Furthermore, a non-linear regression equation has been developed to establish a relationship between SPT values and shear wave velocity (Vs) for the Shimla city area. However, the obtained correlation coefficient (R2) for this relationship is only 0.554 (figure 11), which suggests that there may not be a strong correlation between the two variables. While this particular study may not have found a significant relation between standard penetration test (SPT) and shear wave velocity (Vs), there are many other studies worldwide that have developed empirical relationships between these (Nc and Vs) variables for different soil types and regions (Pitilakis et al. 1992; Hanumantharao and Ramana 2008; Kirar et al. 2016). Some of these studies have found strong correlations between Nc and Vs, while others have found weaker correlations or no significant correlation at all. It is important to note that site-specific empirical relationships should be used cautiously, as they are based on a limited data set and may not apply to other sites with different soil properties or geologic conditions. It is also important to consider other factors that can affect the behaviour of soils under seismic loadings, such as soil layering, soil density and soil type. Therefore, it is recommended to use multiple methods and data sources to evaluate site-specific seismic hazards and soil behaviour.

Figure 11
figure 11

A non-linear regression equation between SPT (Nc) and shear wave velocity (Vs).

8 Conclusion

The current study examined the relationship between the bedrock depth and fundamental frequency in Shimla city, an area in the Himalayan frontal part that has experienced unplanned modernization and is susceptible to site amplification. This study used different field measurement techniques, namely, HVSR, MSOR, and MASW, to perform H/V forward modelling and establish an empirical relationship by non-linear regression modelling. The empirical relationship derived from the study provides depth of major contrast that corresponds to the thickness of soft sediments, so the present equation also provides input for the locations in surrounding or areas sharing similar geological complexibility. The advantage of using joint fit inversion and forward modelling techniques to calculate the depth of sediments is that they can provide more accurate and reliable results, especially in complex environments. Furthermore, by combining different types of data, such as HVSR and dispersion curves, these methods can account for lateral heterogeneities and other factors that may affect the interpretation of data. Additionally, the forward modelling technique allows for the testing and validation of different models and scenarios, which can help to improve the accuracy of results.

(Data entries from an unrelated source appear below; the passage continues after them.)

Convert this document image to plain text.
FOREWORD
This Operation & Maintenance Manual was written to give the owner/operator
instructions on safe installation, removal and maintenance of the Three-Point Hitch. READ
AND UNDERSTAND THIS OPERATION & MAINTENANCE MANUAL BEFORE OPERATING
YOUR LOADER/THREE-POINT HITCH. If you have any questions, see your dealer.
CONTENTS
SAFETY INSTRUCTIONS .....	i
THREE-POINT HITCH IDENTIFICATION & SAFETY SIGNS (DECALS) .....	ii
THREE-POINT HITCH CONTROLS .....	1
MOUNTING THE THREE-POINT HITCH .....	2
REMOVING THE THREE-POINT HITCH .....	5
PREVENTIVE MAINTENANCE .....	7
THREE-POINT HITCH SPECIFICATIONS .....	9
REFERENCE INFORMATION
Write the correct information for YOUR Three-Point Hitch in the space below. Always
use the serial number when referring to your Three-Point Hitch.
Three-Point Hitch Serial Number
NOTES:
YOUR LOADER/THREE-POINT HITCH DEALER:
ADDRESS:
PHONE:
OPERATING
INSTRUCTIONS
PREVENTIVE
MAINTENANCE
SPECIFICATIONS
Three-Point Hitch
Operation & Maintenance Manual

One important point highlighted in the study is that structures in Shimla city are built on fragile lithology that is extremely vulnerable to landslides. Therefore, understanding the ground response characteristics in this area is crucial for assessing the seismic hazard and developing effective mitigation strategies. However, the standard penetration test performed on the specific site did not yield good results. This suggests that other methods, such as the ones used in this study, can be used to estimate the thickness of sediments and shear wave velocity. Overall, the study provides important insights into the ground response characteristics of Shimla city, which can be used to inform seismic hazard assessment and mitigation strategies in the area.